J'ai foncé dans le parking, repéré une place tout près de l'entrée et m'en suis rapidement emparée avant que quelqu'un d'autre ne la voie. J'ai fait sortir les enfants du véhicule en toute hâte et je m'apprêtais à me précipiter dans le magasin lorsque mon fils, alors âgé de dix ans, m'a retenue en disant : « Maman ! Qui a mis cette fleur sur le devant du capot ? » Posée au bas du capot, près de la calandre, se trouvait une fleur couleur fuchsia, sans tige et à laquelle il manquait un pétale. Ce n'est que par la suite que j'ai eu la certitude qu'il s'agissait d'une pivoine. J'ai toujours cru aux cadeaux de mon grand-père et j'ai déjà reçu d'autres signes de sa part, mais celui-ci était le plus tangible. Je l'ai remercié silencieusement, inondée d'un amour infini pour lui ; puis, j'ai glissé la fleur dans mon sac à main et je suis entrée dans le magasin.
Après avoir trouvé ce dont nous avions besoin, je me suis dirigée vers la file d'attente pour payer. Une seule caisse était ouverte. La file était assez longue, mais je me suis dit que puisque j'avais terminé mes courses, je pouvais bien rester tranquille un petit moment pour reprendre mon souffle.
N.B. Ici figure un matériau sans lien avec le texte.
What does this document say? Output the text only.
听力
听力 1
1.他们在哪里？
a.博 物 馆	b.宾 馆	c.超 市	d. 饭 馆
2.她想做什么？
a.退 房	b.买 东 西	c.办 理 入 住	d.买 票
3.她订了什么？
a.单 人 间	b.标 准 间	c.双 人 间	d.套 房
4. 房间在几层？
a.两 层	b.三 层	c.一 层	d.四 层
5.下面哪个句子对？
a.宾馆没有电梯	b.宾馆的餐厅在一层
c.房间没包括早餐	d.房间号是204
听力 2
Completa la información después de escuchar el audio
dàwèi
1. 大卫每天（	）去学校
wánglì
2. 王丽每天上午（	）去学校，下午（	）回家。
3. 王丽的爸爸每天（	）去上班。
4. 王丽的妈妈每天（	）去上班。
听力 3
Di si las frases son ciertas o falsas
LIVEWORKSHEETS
Lorsque je suis arrivée en tête de file et que j'ai commencé à déposer mes achats sur le comptoir, j'ai aperçu un fragment de pétale de fleur posé là. Il correspondait exactement au morceau manquant sur la fleur que j'avais dans mon sac à main. À cet instant précis, mon regard a été attiré par le badge de la caissière discrète qui s'occupait de mes achats, avec son nom.
D'ordinaire, je ne prête pas attention aux noms ; je suis généralement bien trop distraite par mes enfants ou par le fait de me préparer à payer. Mais, comme je l'ai dit, mon regard a été irrésistiblement attiré. Elle s'appelait Bernice. Bernice, c'est le prénom de ma grand-mère. C'est alors que je me suis sentie presque honteuse de ne pas lui avoir témoigné davantage de reconnaissance au fil des ans. Je l'ai remerciée chaleureusement et me suis promise de ne plus jamais laisser passer un seul instant sans penser à elle.
Ceci s'est réellement passé dans un magasin K-Mart à Springfield, dans l'Ohio, sur Derr Road, le jour de la fête des Mères. Mes deux enfants étaient tout aussi émerveillés que moi de voir cette fleur sur le véhicule, après toute l'agitation dont j'avais témoigné juste avant de nous garer à cet emplacement.
J'ai appris par la suite, en racontant cette histoire à ma mère, que la fleur préférée de ma grand-mère était la pivoine.
Merci de m'avoir permis de partager cette histoire avec vous et vos lecteurs.